For a film about having one’s head in the clouds, The Secret Life of Walter Mitty remains pretty grounded.
With an adaptation by Steve Conrad that is based on James Thurber’s short story of the same name, Ben Stiller’s film is a daydream in that it is merely a distraction–a spectacle without relevance.
Walter Mitty, portrayed by Stiller, is a man who works as a negative assets manager for Life Magazine, organizing the company’s photo library and developing the few rolls of film they still receive from the elusive photographer, Sean O’Connell (Sean Penn). In his free time Walter sends eHarmony “winks” to his office crush Cheryl (Kristen Wiig), as well as tends for his sister and elderly mother (Kathryn Hahn and Shirley MacLaine, respectively).
He defeatedly admits that he leads a dull life, and through this self-acceptance Walter develops a habit of extreme daydreaming and “zoning out”. His habit leads to conflicts with his co-workers, particularly the straight-laced transition manager (Adam Scott). But Walter finds solace in these moments of disconnect and they keep him going throughout his daily routine.
When the staff of Life is notified of the magazine’s imminent digitization Walter is put under pressure to deliver Sean’s final photograph, dubbed the “Quintessence of Life”, which will be used as the magazine’s last printed cover.

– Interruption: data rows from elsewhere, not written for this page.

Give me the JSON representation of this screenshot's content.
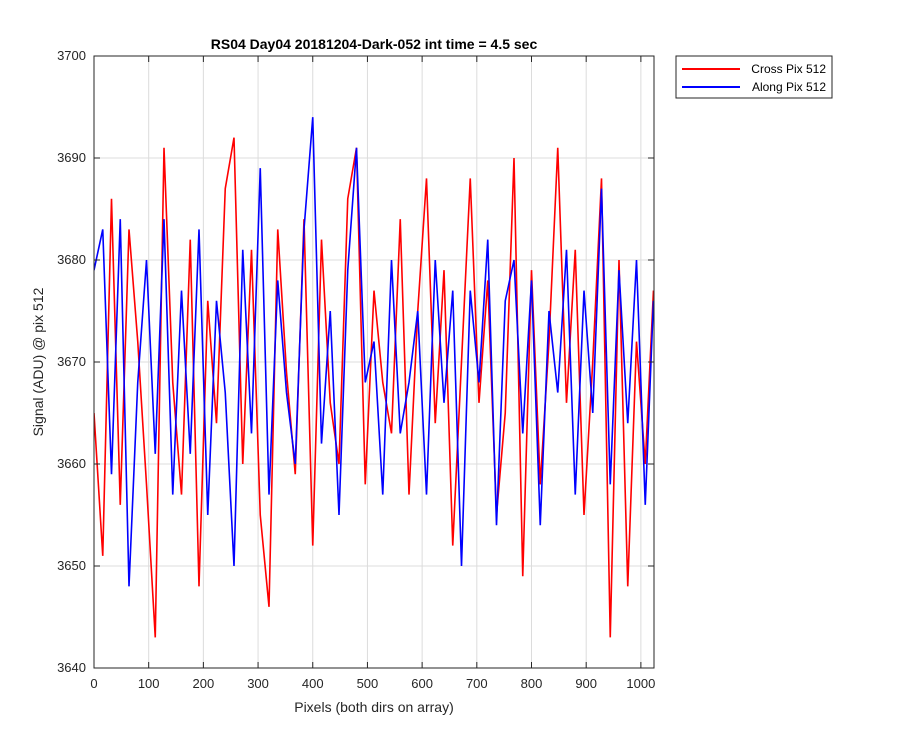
{
  "chart_data": {
    "type": "line",
    "title": "RS04 Day04 20181204-Dark-052 int time = 4.5 sec",
    "xlabel": "Pixels (both dirs on array)",
    "ylabel": "Signal (ADU) @ pix 512",
    "xlim": [
      0,
      1024
    ],
    "ylim": [
      3640,
      3700
    ],
    "xticks": [
      0,
      100,
      200,
      300,
      400,
      500,
      600,
      700,
      800,
      900,
      1000
    ],
    "yticks": [
      3640,
      3650,
      3660,
      3670,
      3680,
      3690,
      3700
    ],
    "grid": true,
    "legend_position": "outside-top-right",
    "series": [
      {
        "name": "Cross Pix 512",
        "color": "#ff0000",
        "x": [
          0,
          16,
          32,
          48,
          64,
          80,
          96,
          112,
          128,
          144,
          160,
          176,
          192,
          208,
          224,
          240,
          256,
          272,
          288,
          304,
          320,
          336,
          352,
          368,
          384,
          400,
          416,
          432,
          448,
          464,
          480,
          496,
          512,
          528,
          544,
          560,
          576,
          592,
          608,
          624,
          640,
          656,
          672,
          688,
          704,
          720,
          736,
          752,
          768,
          784,
          800,
          816,
          832,
          848,
          864,
          880,
          896,
          912,
          928,
          944,
          960,
          976,
          992,
          1008,
          1023
        ],
        "values": [
          3665,
          3651,
          3686,
          3656,
          3683,
          3672,
          3658,
          3643,
          3691,
          3668,
          3657,
          3682,
          3648,
          3676,
          3664,
          3687,
          3692,
          3660,
          3681,
          3655,
          3646,
          3683,
          3669,
          3659,
          3684,
          3652,
          3682,
          3666,
          3660,
          3686,
          3691,
          3658,
          3677,
          3668,
          3663,
          3684,
          3657,
          3675,
          3688,
          3664,
          3679,
          3652,
          3670,
          3688,
          3666,
          3678,
          3655,
          3665,
          3690,
          3649,
          3679,
          3658,
          3672,
          3691,
          3666,
          3681,
          3655,
          3670,
          3688,
          3643,
          3680,
          3648,
          3672,
          3660,
          3677
        ]
      },
      {
        "name": "Along Pix 512",
        "color": "#0000ff",
        "x": [
          0,
          16,
          32,
          48,
          64,
          80,
          96,
          112,
          128,
          144,
          160,
          176,
          192,
          208,
          224,
          240,
          256,
          272,
          288,
          304,
          320,
          336,
          352,
          368,
          384,
          400,
          416,
          432,
          448,
          464,
          480,
          496,
          512,
          528,
          544,
          560,
          576,
          592,
          608,
          624,
          640,
          656,
          672,
          688,
          704,
          720,
          736,
          752,
          768,
          784,
          800,
          816,
          832,
          848,
          864,
          880,
          896,
          912,
          928,
          944,
          960,
          976,
          992,
          1008,
          1023
        ],
        "values": [
          3679,
          3683,
          3659,
          3684,
          3648,
          3668,
          3680,
          3661,
          3684,
          3657,
          3677,
          3661,
          3683,
          3655,
          3676,
          3667,
          3650,
          3681,
          3663,
          3689,
          3657,
          3678,
          3667,
          3660,
          3683,
          3694,
          3662,
          3675,
          3655,
          3679,
          3691,
          3668,
          3672,
          3657,
          3680,
          3663,
          3668,
          3675,
          3657,
          3680,
          3666,
          3677,
          3650,
          3677,
          3668,
          3682,
          3654,
          3676,
          3680,
          3663,
          3678,
          3654,
          3675,
          3667,
          3681,
          3657,
          3677,
          3665,
          3687,
          3658,
          3679,
          3664,
          3680,
          3656,
          3676
        ]
      }
    ]
  }
}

Walter looks everywhere but is unsuccessful in locating it. With his job’s integrity on the line and the magazine’s deadline quickly approaching, he embarks on his own international expedition to track down O’Connell and find the Quintessence. The further away Walter travels from home, the less he finds the adventure staying within the confines of his own imagination.
The film hammers down its expositional notes to the point of irritating repetition. We are continuously shown how boring Walter is, from both his lack of a social life and social skills, as well as his habit of recession into his imagination, which occurs far too frequently and leaves us never really knowing what Walter’s true reality is as a result. His relapses back to the real world feel more annoying than humorous, and when his expedition finally starts some of the events seem way too cheesy (forget “jumping the shark”–change it to “smacking the shark in the face with a briefcase”). Blurred reality is an interesting theme, but it would seem better suited for a psychological drama than a feel-good adventure story.
Also gone from this is Stiller’s sharp wit that he brought to his last directorial effort, Tropic Thunder. Obviously that is a film with a completely different agenda, but Stiller was able to use satire to his advantage and create an over-the-top yet genuinely hysterical comedy. With Walter Mitty, the over-the-top element is still there but the charm is not. The mystery of the lost image doesn’t hold for very long, nor does the film’s message of “Make Your Own Adventure.” Walter’s adventure boils down to beautiful imagery and empty action sequences with him as an uninteresting protagonist.
The Secret Life of Walter Mitty is a two-hour diversion, but like all daydreams don’t expect it to provide much in terms of insight.